Pada periode 2013–2015, jumlah pengangguran di Jawa Barat kurang dari 2 juta jiwa, sementara lebih dari 50 persen tenaga kerja bekerja di sektor informal. Mayoritas dari mereka berlatar belakang pendidikan SD dan SMP, dengan sedikit sekali lulusan diploma dan perguruan tinggi. Kondisi ini memperlihatkan bahwa tenaga kerja Jawa Barat masih tertinggal dalam hal kompetensi dan keterampilan, sehingga sulit bersaing baik di pasar kerja nasional maupun menghadapi integrasi ekonomi regional.

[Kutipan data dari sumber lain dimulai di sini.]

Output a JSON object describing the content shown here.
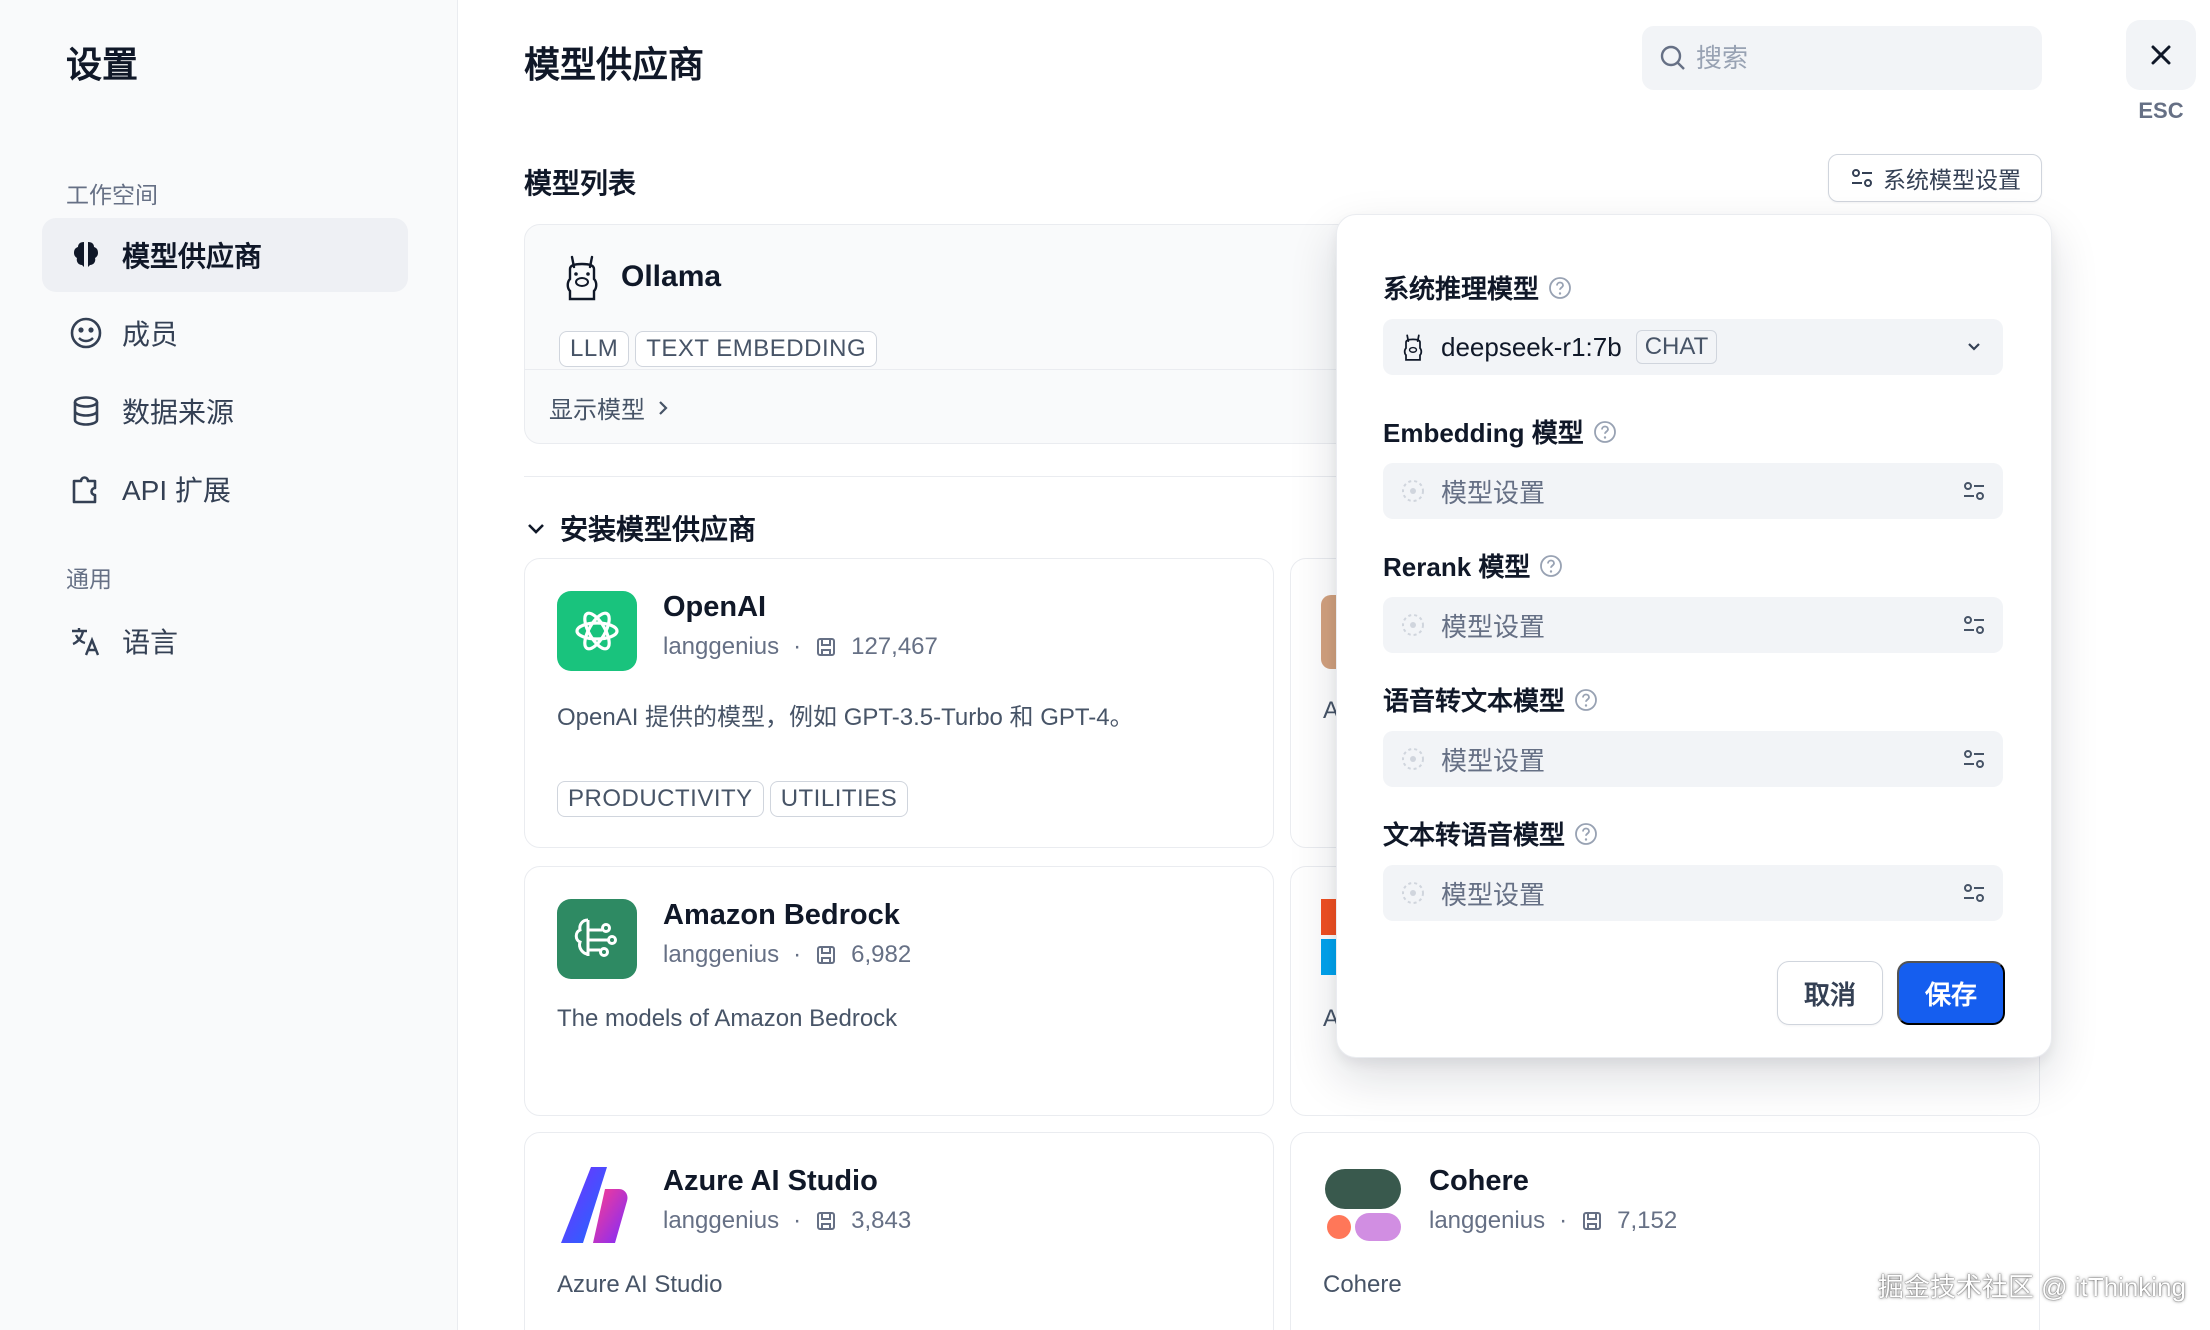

Menariknya, Nunung juga mencatat munculnya pengangguran terdidik — yaitu mereka yang berpendidikan tinggi namun belum terserap pasar kerja. Fenomena ini disebabkan oleh kecenderungan lulusan diploma dan perguruan tinggi yang lebih selektif dalam memilih pekerjaan dan upah.

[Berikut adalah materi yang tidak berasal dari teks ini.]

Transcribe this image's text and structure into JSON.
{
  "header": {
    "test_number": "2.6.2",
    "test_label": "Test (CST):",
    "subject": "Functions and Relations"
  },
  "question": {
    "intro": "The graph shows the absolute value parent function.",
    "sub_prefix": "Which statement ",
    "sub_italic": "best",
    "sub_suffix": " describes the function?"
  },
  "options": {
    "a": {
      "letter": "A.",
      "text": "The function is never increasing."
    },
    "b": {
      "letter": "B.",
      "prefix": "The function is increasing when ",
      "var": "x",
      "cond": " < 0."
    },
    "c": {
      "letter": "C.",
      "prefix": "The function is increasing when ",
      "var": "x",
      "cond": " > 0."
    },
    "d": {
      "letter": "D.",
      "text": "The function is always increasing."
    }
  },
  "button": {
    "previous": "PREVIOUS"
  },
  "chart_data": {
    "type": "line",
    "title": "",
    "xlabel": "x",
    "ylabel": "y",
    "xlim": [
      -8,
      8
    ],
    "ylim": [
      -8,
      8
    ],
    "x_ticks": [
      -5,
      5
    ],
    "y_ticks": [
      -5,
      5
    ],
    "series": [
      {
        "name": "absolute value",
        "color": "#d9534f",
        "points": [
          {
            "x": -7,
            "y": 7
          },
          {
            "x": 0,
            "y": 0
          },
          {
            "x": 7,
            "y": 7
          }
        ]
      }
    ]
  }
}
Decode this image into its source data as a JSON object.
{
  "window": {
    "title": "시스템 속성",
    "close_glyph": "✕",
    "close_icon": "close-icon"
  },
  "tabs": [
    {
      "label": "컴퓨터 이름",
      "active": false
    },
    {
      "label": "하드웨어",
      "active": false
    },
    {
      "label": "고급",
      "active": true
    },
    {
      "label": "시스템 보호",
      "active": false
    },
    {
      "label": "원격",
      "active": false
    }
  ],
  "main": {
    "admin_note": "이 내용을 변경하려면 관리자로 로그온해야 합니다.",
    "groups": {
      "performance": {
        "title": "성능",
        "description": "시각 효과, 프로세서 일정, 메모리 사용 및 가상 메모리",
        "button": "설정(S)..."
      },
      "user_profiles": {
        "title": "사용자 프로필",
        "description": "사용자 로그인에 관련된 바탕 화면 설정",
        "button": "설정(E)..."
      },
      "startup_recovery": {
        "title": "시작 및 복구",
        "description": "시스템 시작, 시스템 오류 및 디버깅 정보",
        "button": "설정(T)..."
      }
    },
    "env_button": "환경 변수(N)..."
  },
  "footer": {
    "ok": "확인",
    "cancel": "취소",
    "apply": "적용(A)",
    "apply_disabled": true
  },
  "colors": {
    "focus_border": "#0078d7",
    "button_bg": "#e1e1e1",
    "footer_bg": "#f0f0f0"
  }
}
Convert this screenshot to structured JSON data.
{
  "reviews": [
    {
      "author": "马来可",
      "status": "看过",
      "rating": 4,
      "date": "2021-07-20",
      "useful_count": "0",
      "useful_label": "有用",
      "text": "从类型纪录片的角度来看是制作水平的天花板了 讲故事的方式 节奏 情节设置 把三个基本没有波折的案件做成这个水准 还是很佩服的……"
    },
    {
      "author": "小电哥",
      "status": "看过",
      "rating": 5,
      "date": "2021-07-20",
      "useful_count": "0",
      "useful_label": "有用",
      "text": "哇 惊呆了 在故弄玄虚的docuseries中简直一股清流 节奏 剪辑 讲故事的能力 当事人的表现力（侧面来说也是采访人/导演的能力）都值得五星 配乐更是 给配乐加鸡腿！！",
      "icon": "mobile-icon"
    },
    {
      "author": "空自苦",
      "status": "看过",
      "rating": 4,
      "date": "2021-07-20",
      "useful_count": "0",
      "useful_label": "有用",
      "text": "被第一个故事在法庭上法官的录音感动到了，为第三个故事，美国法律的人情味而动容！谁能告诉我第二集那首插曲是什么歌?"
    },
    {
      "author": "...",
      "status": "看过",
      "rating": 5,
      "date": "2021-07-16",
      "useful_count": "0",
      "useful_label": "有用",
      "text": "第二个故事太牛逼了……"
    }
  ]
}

Dengan demikian, kondisi tenaga kerja di Jawa Barat masih didominasi oleh dua kelompok rentan: mereka yang rendah keterampilan dan mereka yang berpendidikan tinggi namun belum terserap, yang keduanya sebagian besar berasal dari kelompok usia muda.
[baca_juga]
Tujuh dari Sepuluh Penganggur di Jawa Barat Adalah Orang Muda
Penelitian Adhitya Wardhana dkk. dari Fakultas Ekonomi dan Bisnis Universitas Padjadjaran memperkuat fakta bahwa pengangguran di Jawa Barat didominasi oleh usia muda. Dalam jurnal berjudul “Pengangguran Usia Muda di Jawa Barat (Menggunakan Data Sakernas)” (2019), disebutkan bahwa berdasarkan data Survei Angkatan Kerja Nasional (Sakernas) tahun 2017, 75,73 persen dari total pengangguran di Jawa Barat merupakan penduduk usia 15–29 tahun.
Dari 7,04 juta penganggur di Indonesia pada 2017, 72,29 persen atau 5,09 juta di antaranya adalah pengangguran muda.
Penelitian ini mengungkap bahwa pendidikan justru berpengaruh positif terhadap peluang seseorang menjadi penganggur muda. Semakin tinggi pendidikan yang ditempuh, semakin besar kecenderungan menjadi pengangguran. Hal ini menunjukkan bahwa banyak lulusan muda yang tidak segera terserap pasar kerja meski memiliki pendidikan formal lebih tinggi.
Selain itu, variabel pelatihan kerja tidak berpengaruh signifikan terhadap pengangguran muda. Artinya, pernah atau tidaknya seseorang mengikuti pelatihan tidak memengaruhi peluangnya menjadi penganggur. Sementara itu, faktor umur, status perkawinan, status dalam rumah tangga, dan ukuran rumah tangga berpengaruh signifikan: semakin dewasa usia dan semakin besar tanggung jawab keluarga, peluang menjadi penganggur cenderung menurun.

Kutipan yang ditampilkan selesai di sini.